Je travaille de façon très classique. Je ne néglige aucune étape de la réalisation académique d'une BD et suis rigoureusement le plan synopsis-découpage-story-board-finalisation du dessin et mise en couleur. Mon matériel de dessin est relativement sommaire: de bons crayons, de bons pinceaux, de bonnes aquarelles et une table lumineuse qui marche. Ensuite, c'est une question de temps, de travail et d'intuition. Chaque dessinateur utilise « sa » technique, celle avec laquelle il va aller le plus près possible de l'essentiel. Si j'ai décidé d'utiliser la couleur directe, c'est parce que je n'ai pas trouvé d'autres moyens pour retranscrire les ambiances. J'ai de ce fait un peu l'impression d'ajouter la musique du film. Mes recherches ont certes été très longues, mais j'ai beaucoup aimé découvrir toutes les nuances et textures qu'apporte l'aquarelle.

Comment situez-vous la peinture par rapport à la bande dessinée? Les éditions Daniel Maghen permettent-elles justement de faire le lien entre ces deux Arts?

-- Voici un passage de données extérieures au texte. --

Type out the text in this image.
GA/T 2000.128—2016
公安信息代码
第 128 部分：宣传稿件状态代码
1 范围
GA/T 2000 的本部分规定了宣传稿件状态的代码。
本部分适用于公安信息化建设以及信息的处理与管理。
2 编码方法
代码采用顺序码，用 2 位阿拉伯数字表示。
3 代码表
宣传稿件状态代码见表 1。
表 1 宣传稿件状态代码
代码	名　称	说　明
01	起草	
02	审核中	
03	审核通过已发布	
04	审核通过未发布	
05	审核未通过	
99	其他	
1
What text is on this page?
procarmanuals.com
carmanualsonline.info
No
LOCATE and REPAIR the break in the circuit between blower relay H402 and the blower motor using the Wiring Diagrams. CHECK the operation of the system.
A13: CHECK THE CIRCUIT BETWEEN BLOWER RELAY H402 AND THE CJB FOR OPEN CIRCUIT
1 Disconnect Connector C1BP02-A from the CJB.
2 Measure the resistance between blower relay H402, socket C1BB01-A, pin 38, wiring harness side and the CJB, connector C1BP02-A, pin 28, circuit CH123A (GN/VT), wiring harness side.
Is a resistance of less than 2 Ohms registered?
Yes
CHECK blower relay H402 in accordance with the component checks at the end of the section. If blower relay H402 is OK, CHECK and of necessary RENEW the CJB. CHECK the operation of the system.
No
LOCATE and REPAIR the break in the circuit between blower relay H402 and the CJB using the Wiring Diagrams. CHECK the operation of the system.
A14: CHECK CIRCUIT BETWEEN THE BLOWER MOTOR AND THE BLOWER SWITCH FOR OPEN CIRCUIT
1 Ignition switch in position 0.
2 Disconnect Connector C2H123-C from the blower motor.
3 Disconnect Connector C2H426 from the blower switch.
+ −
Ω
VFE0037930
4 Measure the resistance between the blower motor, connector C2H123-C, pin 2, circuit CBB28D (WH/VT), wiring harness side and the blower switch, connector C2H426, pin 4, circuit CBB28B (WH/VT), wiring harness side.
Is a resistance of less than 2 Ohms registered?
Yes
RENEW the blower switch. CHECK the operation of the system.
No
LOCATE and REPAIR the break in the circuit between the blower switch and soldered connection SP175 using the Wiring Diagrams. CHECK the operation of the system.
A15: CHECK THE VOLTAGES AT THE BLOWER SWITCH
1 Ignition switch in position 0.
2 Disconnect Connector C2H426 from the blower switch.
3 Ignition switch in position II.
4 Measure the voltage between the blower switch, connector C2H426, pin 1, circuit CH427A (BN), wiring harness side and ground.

Il est évident que les passerelles entre peinture, illustration et bande dessinée sont nombreuses, même si au départ la démarche est différente. En tant que dessinateur de bande dessinée, la peinture m'apporte beaucoup dans la compréhension de la mise en scène et de ce que nous nommons cadrage. Il suffit de voir, juste pour l'exemple, les recherches préparatoires de grands peintres tels que Michel Ange ou Le Caravage, pour admettre qu'au départ tout passe par le dessin pur, la recherche de l'harmonie des volumes. Dès que la peinture est figurative, elle raconte une histoire, elle suggère une émotion, une ambiance. En cela, elle rejoint un peu la BD.
Il est aussi vrai que réaliser un album pour les éditions Daniel Maghen est très séduisant pour un auteur. La mise en valeur des aquarelles, la maquette et la finition même du livre, flattent notre travail... Mais ça, c'est le côté passionné de Daniel et de toute son équipe... Au final, tout le monde s'y retrouve : le lecteur, l'auteur et l'éditeur.

Quels sont vos projets?

Je fais actuellement des recherches sur la guerre anglo-américaine de 1812 et sur ce que l'on a appelé la guerre des « bâtons rouges » contre les indiens Creeks. Il ne serait pas impossible qu'on retrouve les personnages de Frenchman dans ce contexte. On en reparle dans deux ans si vous voulez...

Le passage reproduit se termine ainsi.